Mes collègues: libido noscendi

Publié le 27 novembre 2015 par Samiahurst @samiahurst
C'est le moment du billet d'Alex Mauron dans la Revue Médicale Suisse. L'image? Un graphique sorti des archives d'Exxon Mobile, et qui daterait de 1981. Il montre les fluctuations du climat prévues avec l'augmentation des gaz à effet de serre, et en bas les fluctuations attendues sans augmentation des gaz à effet de serre. En 1981. Oui, ils savaient. Entre temps, presque 35 ans d'opposition à la science du changement climatique et à la politique visant à l'amoindrir. Oui, c'est vraiment grave.
Maintenant le texte: comme d'habitude, je vous met aussi le lien.
"Le New York Times du 5 novembre nous informe que le procureur général de l’État de New York a ouvert une information judiciaire à l’encontre de la société Exxon, soupçonnée d’avoir dissimulé des données sur le changement climatique qu’elle détenait de longue date. Les chercheurs d’Exxon avaient travaillé sur la question dès les années septante et renseigné les dirigeants de la société pétrolière sur les dangers liés au réchauffement climatique. Mais par ailleurs, Exxon alimentait généreusement les campagnes de désinformation climato-sceptiques. Des révélations à ce sujet avaient déjà paru mais c’est la première fois que des conséquences judiciaires s’en suivent.
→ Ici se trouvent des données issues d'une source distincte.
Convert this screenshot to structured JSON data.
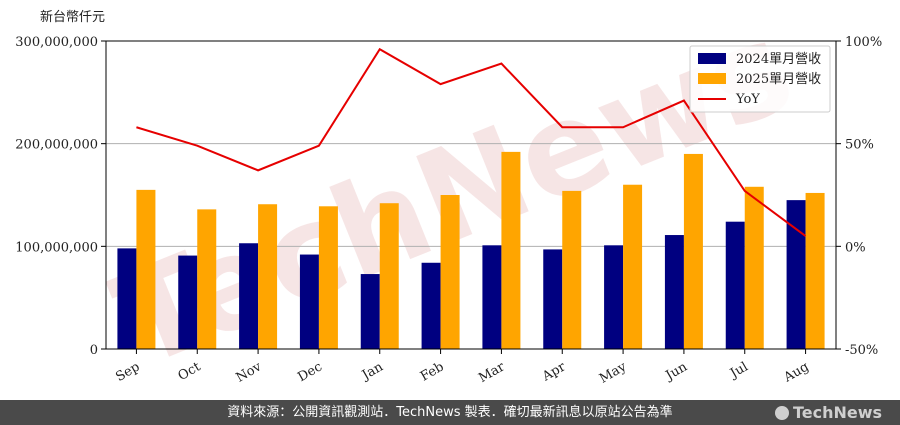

Les commentateurs ont relevé des analogies avec les activités de l’industrie du tabac. Dès les années cinquante, celle-ci menait ses propres recherches toxicologiques sur la nocivité de la fumée, tout en niant ces risques et en finançant des chercheurs chargés d’entretenir le déni ; puis le doute, dès lors que la négation pure et simple n’était plus crédible. On se souvient de l’affaire d’un scientifique sous influence de Philip Morris qui avait fait beaucoup de bruit à Genève au début des années deux mille. Le chercheur en question, professeur associé à l’Université de Genève, avait eu à l’insu de celle-ci un rôle dirigeant dans des recherches secrètes sur les effets toxiques de la fumée secondaire, tout en participant aux efforts de mise en doute de ces dangers vis-à-vis du public. Ce double langage mettait crûment en évidence la duplicité de l’industrie du tabac et lui fut très dommageable dans les poursuites qu’elle encourut devant les tribunaux américains. Car tout en prêchant le faux, l’industrie était curieuse de savoir le vrai et c’est ce désir de savoir qui l’a piégée en définitive. Ses managers n’avaient peut-être pas lu Saint Augustin sur les curiosités malsaines …

Il est trop tôt pour savoir si les industries des énergies fossiles connaîtront un destin judiciaire semblable à celui des cigarettiers : des années de procès avec à la clé des amendes se montant à des dizaines de milliards de dollars. Il semble qu’une partie des recherches menées par Exxon étaient publiées et ne défendaient pas nécessairement des conclusions climato-sceptiques. Mais si l’enquête devait confirmer la dissimulation intentionnelle de résultats concernant l’évolution du climat, la sanction pourrait être particulièrement sévère. En effet, selon des sources anonymes citées par le New York Times, l’enquête est motivée par un soupçon de fraude financière, en l’occurrence d’avoir caché aux investisseurs des renseignements sur le changement climatique susceptibles d’affecter la profitabilité de l’industrie. Car enfumer le bon peuple, c’est assez inélégant certes… mais tromper des acteurs financiers importants qui pourraient perdre beaucoup d’argent, ce n’est vraiment pas bien du tout. Des fractures politiques pourraient apparaître au sein de la droite américaine. Le climato-scepticisme est la religion commune à tous les candidats républicains. Ceux-ci pourraient donc se retrouver en porte-à-faux avec leurs soutiens traditionnels dans le monde économique, tout en creusant leur décalage avec l’opinion publique : les trois quarts des Américains (dont 59 pour cent d’électeurs républicains) pensent désormais que le changement climatique est une réalité . Nul doute que ce thème s’invitera au premier rang des débats de la campagne présidentielle."